L’alluvione non ferma la solidarietà

 
Un’ennesima tragedia, dopo le alluvioni che hanno devastato tre delle Cinque Terre liguri e la città di Genova, si è abbattuta sulla bellissima terra di Sicilia. In provincia di Messina un fiume di fango ha attraversato e riempito i primi piani di una strada centrale di Barcellona Pozzo di Gotto, e una frana ha causato a Saponara la morte di persone e bambini. Abbiamo ancora il ricordo vivo dell’alluvione che aveva colpito la costa ionica della Provincia di Messina, dove anche a Giampilieri vi erano stati dei morti.
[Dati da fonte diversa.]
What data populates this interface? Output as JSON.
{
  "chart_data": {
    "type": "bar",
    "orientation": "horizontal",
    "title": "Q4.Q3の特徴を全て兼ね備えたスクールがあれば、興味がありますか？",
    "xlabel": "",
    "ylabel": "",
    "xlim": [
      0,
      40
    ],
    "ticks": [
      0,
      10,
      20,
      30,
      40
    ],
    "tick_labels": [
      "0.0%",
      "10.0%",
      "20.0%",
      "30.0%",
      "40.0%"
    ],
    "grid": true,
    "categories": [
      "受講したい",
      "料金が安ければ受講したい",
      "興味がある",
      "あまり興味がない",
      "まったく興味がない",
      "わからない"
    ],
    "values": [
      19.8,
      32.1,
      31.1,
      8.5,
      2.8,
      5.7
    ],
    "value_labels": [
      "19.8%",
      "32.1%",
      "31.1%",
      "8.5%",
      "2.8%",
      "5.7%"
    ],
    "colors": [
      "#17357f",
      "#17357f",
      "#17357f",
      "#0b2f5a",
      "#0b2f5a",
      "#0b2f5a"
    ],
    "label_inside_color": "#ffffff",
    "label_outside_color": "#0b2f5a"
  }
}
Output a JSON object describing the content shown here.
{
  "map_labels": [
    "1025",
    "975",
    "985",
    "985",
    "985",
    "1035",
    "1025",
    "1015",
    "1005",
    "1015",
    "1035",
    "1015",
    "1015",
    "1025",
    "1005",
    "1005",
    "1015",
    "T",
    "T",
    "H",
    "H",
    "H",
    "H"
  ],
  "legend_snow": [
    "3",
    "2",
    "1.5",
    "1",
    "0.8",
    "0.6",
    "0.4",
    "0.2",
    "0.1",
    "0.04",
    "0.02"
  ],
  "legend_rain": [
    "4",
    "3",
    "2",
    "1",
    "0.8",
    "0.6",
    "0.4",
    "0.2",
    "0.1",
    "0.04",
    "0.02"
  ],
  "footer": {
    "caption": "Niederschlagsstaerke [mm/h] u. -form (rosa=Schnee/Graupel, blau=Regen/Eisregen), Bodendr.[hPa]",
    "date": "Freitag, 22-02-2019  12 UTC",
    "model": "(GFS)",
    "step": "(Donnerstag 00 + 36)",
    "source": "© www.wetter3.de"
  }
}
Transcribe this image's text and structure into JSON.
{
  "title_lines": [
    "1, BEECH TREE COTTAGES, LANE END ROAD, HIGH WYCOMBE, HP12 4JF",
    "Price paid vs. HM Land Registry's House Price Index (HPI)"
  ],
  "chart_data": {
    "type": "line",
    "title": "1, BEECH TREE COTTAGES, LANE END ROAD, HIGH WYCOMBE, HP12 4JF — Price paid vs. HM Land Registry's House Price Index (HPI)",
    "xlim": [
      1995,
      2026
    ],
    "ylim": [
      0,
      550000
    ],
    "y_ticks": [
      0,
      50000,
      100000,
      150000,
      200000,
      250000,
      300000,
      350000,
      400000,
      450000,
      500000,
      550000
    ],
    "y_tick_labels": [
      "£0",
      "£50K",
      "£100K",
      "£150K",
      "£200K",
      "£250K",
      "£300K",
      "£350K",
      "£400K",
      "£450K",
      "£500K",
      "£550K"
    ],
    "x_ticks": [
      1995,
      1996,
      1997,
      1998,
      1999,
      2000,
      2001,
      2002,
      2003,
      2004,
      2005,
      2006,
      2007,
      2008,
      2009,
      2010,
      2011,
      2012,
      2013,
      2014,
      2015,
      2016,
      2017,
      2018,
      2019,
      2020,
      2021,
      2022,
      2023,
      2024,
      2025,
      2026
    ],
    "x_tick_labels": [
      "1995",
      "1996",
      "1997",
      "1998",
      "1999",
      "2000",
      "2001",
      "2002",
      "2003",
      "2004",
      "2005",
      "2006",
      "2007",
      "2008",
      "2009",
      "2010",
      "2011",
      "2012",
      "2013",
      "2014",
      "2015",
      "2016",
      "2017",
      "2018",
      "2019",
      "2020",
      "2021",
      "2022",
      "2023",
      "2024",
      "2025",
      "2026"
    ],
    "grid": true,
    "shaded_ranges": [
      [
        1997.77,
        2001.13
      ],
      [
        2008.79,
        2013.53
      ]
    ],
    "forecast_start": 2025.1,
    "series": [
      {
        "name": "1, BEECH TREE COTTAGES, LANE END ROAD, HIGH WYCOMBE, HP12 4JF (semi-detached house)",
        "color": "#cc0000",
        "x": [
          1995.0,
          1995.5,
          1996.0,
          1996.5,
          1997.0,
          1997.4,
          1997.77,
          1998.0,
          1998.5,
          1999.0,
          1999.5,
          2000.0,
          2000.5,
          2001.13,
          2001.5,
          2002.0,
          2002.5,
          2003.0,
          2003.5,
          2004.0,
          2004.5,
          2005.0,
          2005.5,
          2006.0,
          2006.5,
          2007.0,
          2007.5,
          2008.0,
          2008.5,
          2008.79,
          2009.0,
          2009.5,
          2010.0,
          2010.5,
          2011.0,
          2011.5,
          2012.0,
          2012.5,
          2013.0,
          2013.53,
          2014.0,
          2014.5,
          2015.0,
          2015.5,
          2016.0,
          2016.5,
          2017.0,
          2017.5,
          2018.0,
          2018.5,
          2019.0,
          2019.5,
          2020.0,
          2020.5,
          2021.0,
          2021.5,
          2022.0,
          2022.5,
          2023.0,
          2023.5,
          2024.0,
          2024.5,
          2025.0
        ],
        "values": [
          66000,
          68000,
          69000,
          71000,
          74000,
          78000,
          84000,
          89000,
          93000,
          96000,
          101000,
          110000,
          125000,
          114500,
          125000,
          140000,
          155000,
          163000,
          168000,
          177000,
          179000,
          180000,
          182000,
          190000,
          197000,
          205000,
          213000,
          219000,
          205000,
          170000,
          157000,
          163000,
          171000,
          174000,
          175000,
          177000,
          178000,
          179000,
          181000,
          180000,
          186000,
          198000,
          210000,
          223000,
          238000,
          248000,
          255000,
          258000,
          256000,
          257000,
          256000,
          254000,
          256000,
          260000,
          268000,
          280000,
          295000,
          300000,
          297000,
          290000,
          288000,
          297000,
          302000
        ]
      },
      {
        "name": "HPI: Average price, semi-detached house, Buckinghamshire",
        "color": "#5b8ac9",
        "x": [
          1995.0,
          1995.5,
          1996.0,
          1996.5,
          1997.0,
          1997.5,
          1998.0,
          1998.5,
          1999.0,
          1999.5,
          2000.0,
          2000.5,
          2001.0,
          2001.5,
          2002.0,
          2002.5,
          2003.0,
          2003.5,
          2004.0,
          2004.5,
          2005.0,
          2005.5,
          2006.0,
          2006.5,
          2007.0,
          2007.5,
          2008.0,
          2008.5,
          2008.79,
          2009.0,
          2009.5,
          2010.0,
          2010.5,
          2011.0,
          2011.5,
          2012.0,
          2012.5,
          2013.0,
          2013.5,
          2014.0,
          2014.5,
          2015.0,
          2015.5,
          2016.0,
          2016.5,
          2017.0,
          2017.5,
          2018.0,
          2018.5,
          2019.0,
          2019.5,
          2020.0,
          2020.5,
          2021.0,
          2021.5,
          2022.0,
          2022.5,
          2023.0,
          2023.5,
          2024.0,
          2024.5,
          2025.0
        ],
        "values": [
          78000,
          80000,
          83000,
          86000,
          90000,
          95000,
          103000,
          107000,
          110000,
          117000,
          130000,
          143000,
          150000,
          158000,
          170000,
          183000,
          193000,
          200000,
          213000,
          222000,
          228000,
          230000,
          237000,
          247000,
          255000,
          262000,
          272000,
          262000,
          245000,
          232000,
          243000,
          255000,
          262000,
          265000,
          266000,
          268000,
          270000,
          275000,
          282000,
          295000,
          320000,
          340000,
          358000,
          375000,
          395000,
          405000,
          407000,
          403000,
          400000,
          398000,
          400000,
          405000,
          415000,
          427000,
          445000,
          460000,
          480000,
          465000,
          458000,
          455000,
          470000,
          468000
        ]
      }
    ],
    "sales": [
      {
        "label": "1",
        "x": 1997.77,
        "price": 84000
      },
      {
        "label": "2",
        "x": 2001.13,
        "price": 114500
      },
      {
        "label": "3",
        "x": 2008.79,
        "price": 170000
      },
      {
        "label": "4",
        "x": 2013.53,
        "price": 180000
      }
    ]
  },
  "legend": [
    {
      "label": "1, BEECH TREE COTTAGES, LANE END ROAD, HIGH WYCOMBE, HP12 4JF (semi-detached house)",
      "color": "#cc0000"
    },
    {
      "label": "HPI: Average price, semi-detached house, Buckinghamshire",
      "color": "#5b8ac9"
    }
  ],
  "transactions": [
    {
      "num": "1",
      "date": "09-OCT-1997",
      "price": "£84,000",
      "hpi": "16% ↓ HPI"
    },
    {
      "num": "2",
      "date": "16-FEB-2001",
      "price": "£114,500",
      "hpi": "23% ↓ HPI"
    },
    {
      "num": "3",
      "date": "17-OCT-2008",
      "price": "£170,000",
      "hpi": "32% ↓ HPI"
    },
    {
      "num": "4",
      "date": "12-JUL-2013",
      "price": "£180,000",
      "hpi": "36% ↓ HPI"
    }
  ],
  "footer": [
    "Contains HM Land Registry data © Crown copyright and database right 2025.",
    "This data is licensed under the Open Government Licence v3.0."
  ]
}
In quelle zone devastate sono presenti moltissime famiglie che nonostante le loro difficoltà, mettono al primo posto l’amore e stanno continuando con Italia Solidale a salvare la vita di migliaia di bimbi nel Sud del mondo, permettendo alle loro famiglie di fare un profondo cammino di vero sviluppo di vita e missione ed arrivare alla sussistenza ed alla solidarietà verso altri sofferenti. Padre Angelo Benolli O.M.V. e tutti noi volontari di Italia Solidale - Mondo Solidale siamo molto vicini a tutte le famiglie della Liguria e della Sicilia colpite dalle alluvioni, così ricche di generosità e di cuore.

Per vivere e far vivere, per affrontare con forza e solidarietà ogni difficoltà, è necessario che una nuova visione antropologica della persona e, di conseguenza, una nuova cultura di vita, già presente in questi meravigliosi donatori, emerga con più forza e coinvolga ancora più persone. Siamo impegnati da anni a promuovere in tutte le regioni Italiane, comunità di “sviluppo di vita e missione” che partendo dalla persona, dalle sue forze per lo più inconsce, bloccate da condizionamenti personali e culturali arrivino, dopo un serio cammino, ad esprimere quella positività, intelligenza creativa e solidale. Questa è l’esperienza che Italia Solidale promuove da decenni in tutto il mondo. Oltre due milioni di persone partecipano nelle 110 missioni dislocate in Africa, Sud America e India e sono 20.000 i volontari donatori italiani che salvano la vita ai bambini con l’adozione a distanza. In tutto il mondo fioriscono comunità solidali e creative che risolvono concretamente le sofferenze delle persone. E’ proprio necessario un nuovo sviluppo di vita e missione che dia finalmente una risposta concreta ai bisogni “veri” dei bambini, famiglie e comunità liguri, siciliane, dell’Italia e del Mondo intero.
Continuiamo a tenere viva la vita in noi e negli altri.